Community pharmacies in England could receive up to £1,800 in incentives to run a service that checks patients for hypertension from October 2021, following the latest round of pharmacy contract negotiations.
The negotations also secured a deal with Health Education England to provide independent prescribing training for community pharmacists.
On 23 August 2021, the Pharmaceutical Services Negotiating Committee (PSNC) announced that it had struck a deal with the Department of Health and Social Care (DHSC) and NHS England and NHS Improvement (NHSE&I) on funding and service provision for the third year of the five-year ‘Community pharmacy contractual framework’.
The five-year contract, which was first announced in July 2019, froze pharmacy funding at £2.592bn per year until 2023/2024.
However, the PSNC said the incentives to run a hypertension case-finding advanced service will come from outside the core funding to help cover the cost of ambulatory blood pressure machines.
The PSNC told The Pharmaceutical Journal that the incentive fees will be paid to community pharmacies based on meeting certain thresholds of activity, with £1,000 paid after providing five ambulatory blood pressure monitoring (ABPM) interventions in 2021/2022.
Some £400 will be paid in 2022/2023 for pharmacies providing 15 ABPM interventions and a further £400 will be paid to pharmacies that provide 20 ABPM interventions in 2023/2024.
As part of the service, which was piloted in pharmacies between 1 November 2020 and 31 July 2021, pharmacists offer ABPM interventions if initial blood pressure readings reveal that a patient has high blood pressure between 135/85mmHg and 180/120mmHg.
The hypertension case-finding advanced service is one of several new services rolling out to community pharmacies.
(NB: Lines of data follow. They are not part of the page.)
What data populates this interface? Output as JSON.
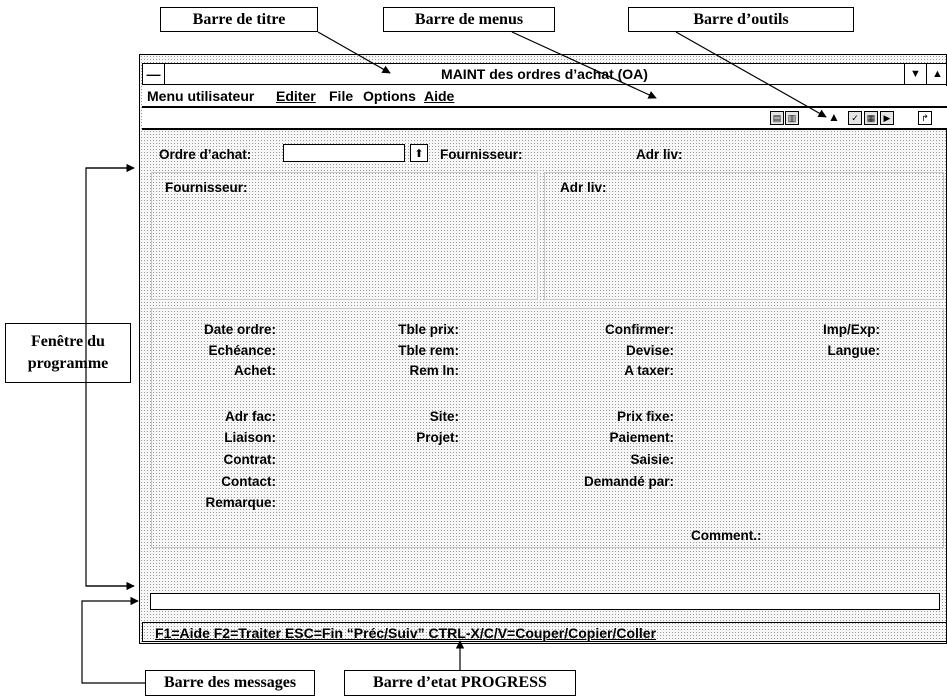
{
  "callouts": {
    "title_bar": "Barre de titre",
    "menu_bar": "Barre de menus",
    "toolbar": "Barre d’outils",
    "program_window": "Fenêtre du programme",
    "program_window_line1": "Fenêtre du",
    "program_window_line2": "programme",
    "message_bar": "Barre des messages",
    "status_bar": "Barre d’etat PROGRESS"
  },
  "window": {
    "title": "MAINT des ordres d’achat (OA)",
    "system_menu_glyph": "—",
    "minimize_glyph": "▼",
    "maximize_glyph": "▲"
  },
  "menu": {
    "items": [
      "Menu utilisateur",
      "Editer",
      "File",
      "Options",
      "Aide"
    ]
  },
  "toolbar": {
    "icons": [
      "copy-icon",
      "paste-icon",
      "pointer-icon",
      "check-icon",
      "form-icon",
      "next-icon",
      "exit-icon"
    ]
  },
  "header": {
    "purchase_order_label": "Ordre d’achat:",
    "purchase_order_value": "",
    "lookup_glyph": "⬆",
    "supplier_label": "Fournisseur:",
    "ship_to_label": "Adr liv:"
  },
  "panels": {
    "supplier_label": "Fournisseur:",
    "ship_to_label": "Adr liv:"
  },
  "fields": {
    "col1": [
      "Date ordre:",
      "Echéance:",
      "Achet:",
      "Adr fac:",
      "Liaison:",
      "Contrat:",
      "Contact:",
      "Remarque:"
    ],
    "col2": [
      "Tble prix:",
      "Tble rem:",
      "Rem ln:",
      "Site:",
      "Projet:"
    ],
    "col3": [
      "Confirmer:",
      "Devise:",
      "A taxer:",
      "Prix fixe:",
      "Paiement:",
      "Saisie:",
      "Demandé par:"
    ],
    "col4": [
      "Imp/Exp:",
      "Langue:"
    ],
    "comment": "Comment.:"
  },
  "status": {
    "text": "F1=Aide  F2=Traiter  ESC=Fin   “Préc/Suiv”  CTRL-X/C/V=Couper/Copier/Coller"
  }
}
From September 2021, pharmacies will be able to provide the new medicines service for additional therapeutic areas, including osteoporosis, gout, heart failure, glaucoma and Parkinson’s disease.
And from January 2022, pharmacies will also be able to provide a smoking cessation advanced service, following a pilot that began in November 2020.
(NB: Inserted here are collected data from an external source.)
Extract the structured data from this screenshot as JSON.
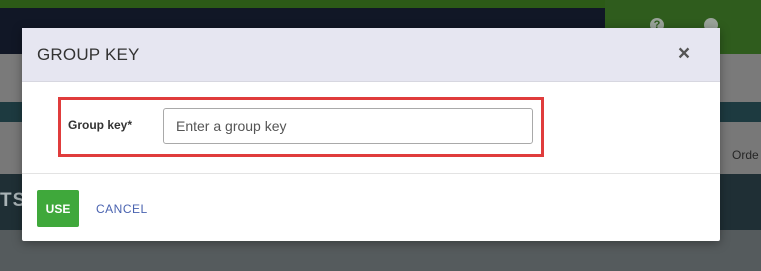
{
  "background": {
    "right_text": "Orde",
    "left_text": "TS"
  },
  "modal": {
    "title": "GROUP KEY",
    "close_icon": "close-icon",
    "close_glyph": "×",
    "field": {
      "label": "Group key*",
      "value": "",
      "placeholder": "Enter a group key"
    },
    "buttons": {
      "use": "USE",
      "cancel": "CANCEL"
    }
  },
  "colors": {
    "primary_button": "#3fa83b",
    "link": "#4a63b0",
    "highlight": "#e03c3c",
    "header_bg": "#e6e6f1"
  }
}
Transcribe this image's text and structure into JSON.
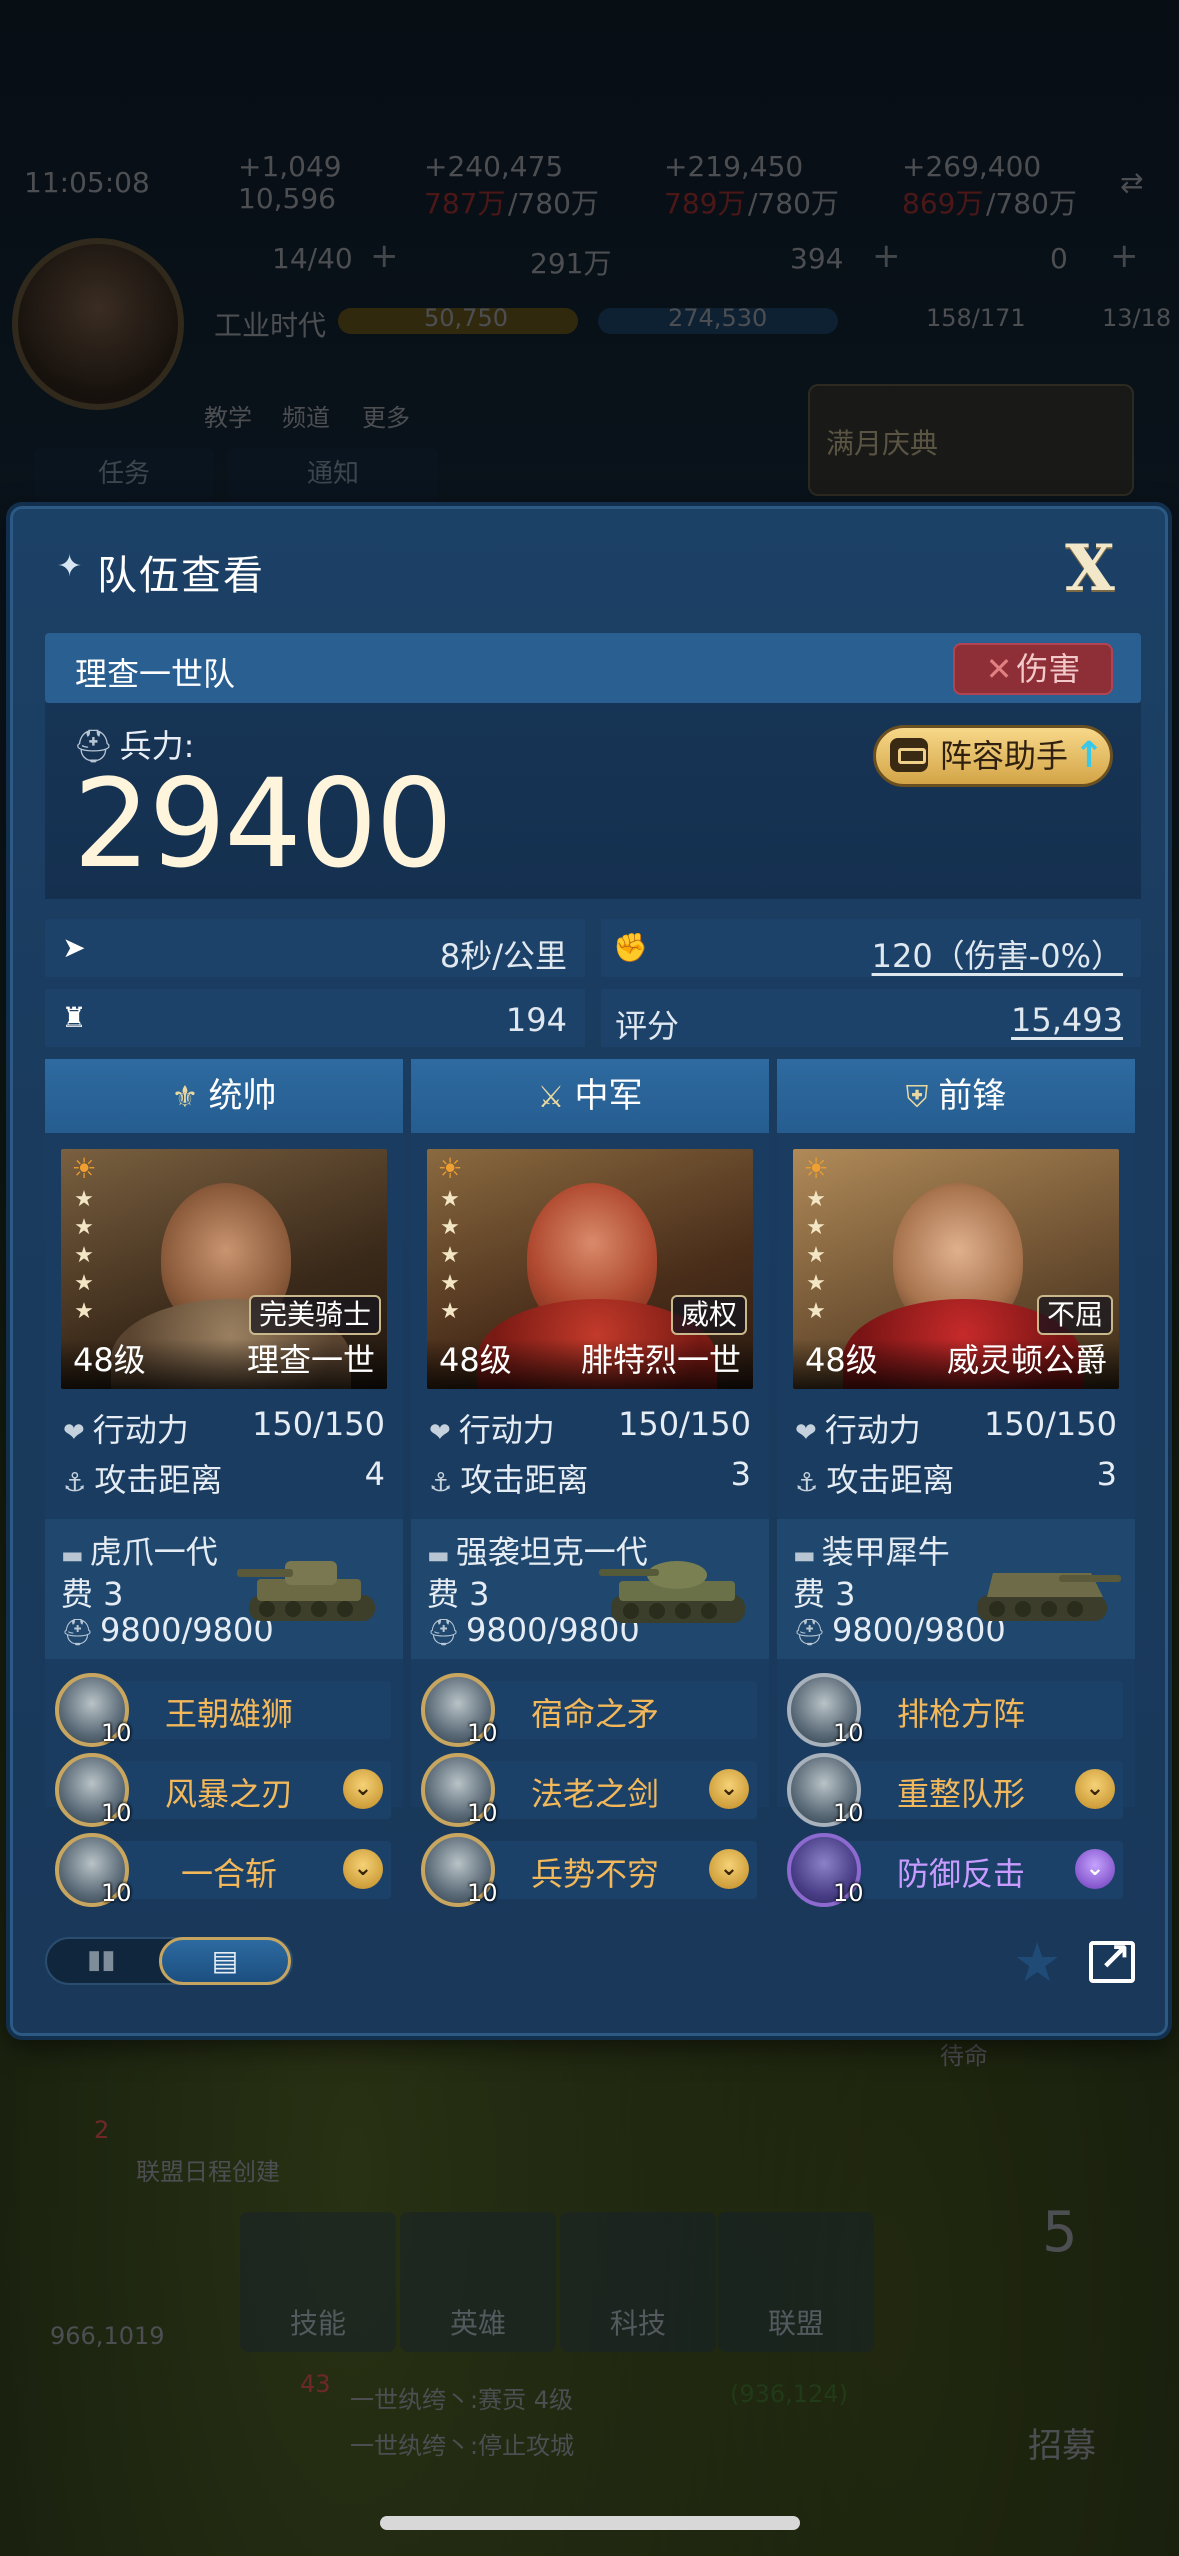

The PSNC added that it was also in talks over the “ongoing extension” of the Community Pharmacist Consultation Service (CPCS), particularly on referrals from urgent treatment centres and A&E.
Simon Dukes, chief executive officer of the PSNC, said these referral pathways would be piloted “very soon”.
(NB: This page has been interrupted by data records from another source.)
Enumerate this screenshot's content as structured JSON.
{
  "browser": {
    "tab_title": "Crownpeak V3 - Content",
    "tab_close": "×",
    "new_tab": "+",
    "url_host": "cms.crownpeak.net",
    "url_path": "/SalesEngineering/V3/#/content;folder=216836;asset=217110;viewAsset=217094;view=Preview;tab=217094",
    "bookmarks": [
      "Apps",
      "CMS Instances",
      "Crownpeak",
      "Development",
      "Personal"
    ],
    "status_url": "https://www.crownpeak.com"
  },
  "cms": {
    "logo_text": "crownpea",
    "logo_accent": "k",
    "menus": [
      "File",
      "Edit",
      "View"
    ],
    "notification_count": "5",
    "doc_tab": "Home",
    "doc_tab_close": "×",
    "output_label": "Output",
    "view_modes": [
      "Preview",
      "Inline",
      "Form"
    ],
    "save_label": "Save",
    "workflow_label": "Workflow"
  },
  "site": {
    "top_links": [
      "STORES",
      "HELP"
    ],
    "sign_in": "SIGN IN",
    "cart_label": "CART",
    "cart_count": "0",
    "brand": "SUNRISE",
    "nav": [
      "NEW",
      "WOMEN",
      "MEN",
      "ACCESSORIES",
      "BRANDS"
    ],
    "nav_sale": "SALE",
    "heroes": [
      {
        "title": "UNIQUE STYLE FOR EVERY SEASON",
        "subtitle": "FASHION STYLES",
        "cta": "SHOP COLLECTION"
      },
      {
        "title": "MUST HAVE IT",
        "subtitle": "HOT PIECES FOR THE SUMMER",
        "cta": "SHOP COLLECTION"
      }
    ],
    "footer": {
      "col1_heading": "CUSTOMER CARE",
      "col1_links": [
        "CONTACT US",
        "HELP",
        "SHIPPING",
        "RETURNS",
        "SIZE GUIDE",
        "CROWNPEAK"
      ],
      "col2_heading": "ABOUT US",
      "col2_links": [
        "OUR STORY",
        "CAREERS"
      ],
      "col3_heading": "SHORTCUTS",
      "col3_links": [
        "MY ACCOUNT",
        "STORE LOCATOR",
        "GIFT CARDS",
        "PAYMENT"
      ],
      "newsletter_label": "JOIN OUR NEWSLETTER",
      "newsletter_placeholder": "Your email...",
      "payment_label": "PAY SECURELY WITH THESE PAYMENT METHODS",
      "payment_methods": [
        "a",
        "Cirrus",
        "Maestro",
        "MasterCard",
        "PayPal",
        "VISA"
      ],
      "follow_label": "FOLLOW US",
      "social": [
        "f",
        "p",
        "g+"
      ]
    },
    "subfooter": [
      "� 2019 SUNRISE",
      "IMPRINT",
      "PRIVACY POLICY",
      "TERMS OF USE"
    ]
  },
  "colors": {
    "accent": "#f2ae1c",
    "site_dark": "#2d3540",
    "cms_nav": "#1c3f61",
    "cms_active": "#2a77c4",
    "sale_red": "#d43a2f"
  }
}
He added that there were also talks around “seeing what we can do collectively to make the CPCS more effective, particularly in getting referrals from general practice, where, I think we can all accept, numbers have been disappointing”.
In a statement, the PSNC said it had submitted a bid for an increase to the core contract funding but added that there was a “flat rejection” of this from the Treasury.
However, the PSNC said it did negotiate an extension of transitional payments for a further year “so that these critical monies are not lost to contractors”. The transitional payments, which were introduced when the current contract was first negotiated, had been scheduled to end in 2020/2021.
Dukes said: “After a year like no other, contractors should feel aggrieved that HM Treasury flatly rejected any possibility of an increase in the contract sum for this year.
“Throughout the COVID-19 pandemic, community pharmacy has performed magnificently — for patients, the NHS and the country. Not to have that reflected in anything other than warm words is frustrating and supremely disappointing.”
He added that the frozen funding “at £2.592bn for a further year will bring financial tensions as we move through the autumn and the COVID-19 advance repayments start to bite”.
“We continue to press for recognition of the financial pressures that community pharmacy is under and, as the pandemic slowly recedes, underline to government how much worse things could be right now, were it not for the performance of our sector.”
What has been agreed on training and education?
The Pharmaceutical Services Negotiating Committee (PSNC) said in a statement that the contractual agreement for year threeof the five-year ‘Community pharmacy contractual framework’ included commissioning Health Education England (HEE) “to provide a three-year programme of education and training for community pharmacy professionals, including independent prescribing training for existing pharmacists”.
This comes after Keith Ridge, chief pharmaceutical officer for England, told attendees of the NHS Confederation Conference that NHS England was “identifying funding” to provide community pharmacists with independent prescriber training.
In addition, from 2022/2023, HEE will support the management of training places in community pharmacy and take on the responsibility for administration of payments to community pharmacy contractors for trainee pharmacists.
The PSNC said it “is seeking greater clarity on the proposed changes and is continuing to work with the community pharmacy trade bodies, who lead the sector’s work on workforce matters”.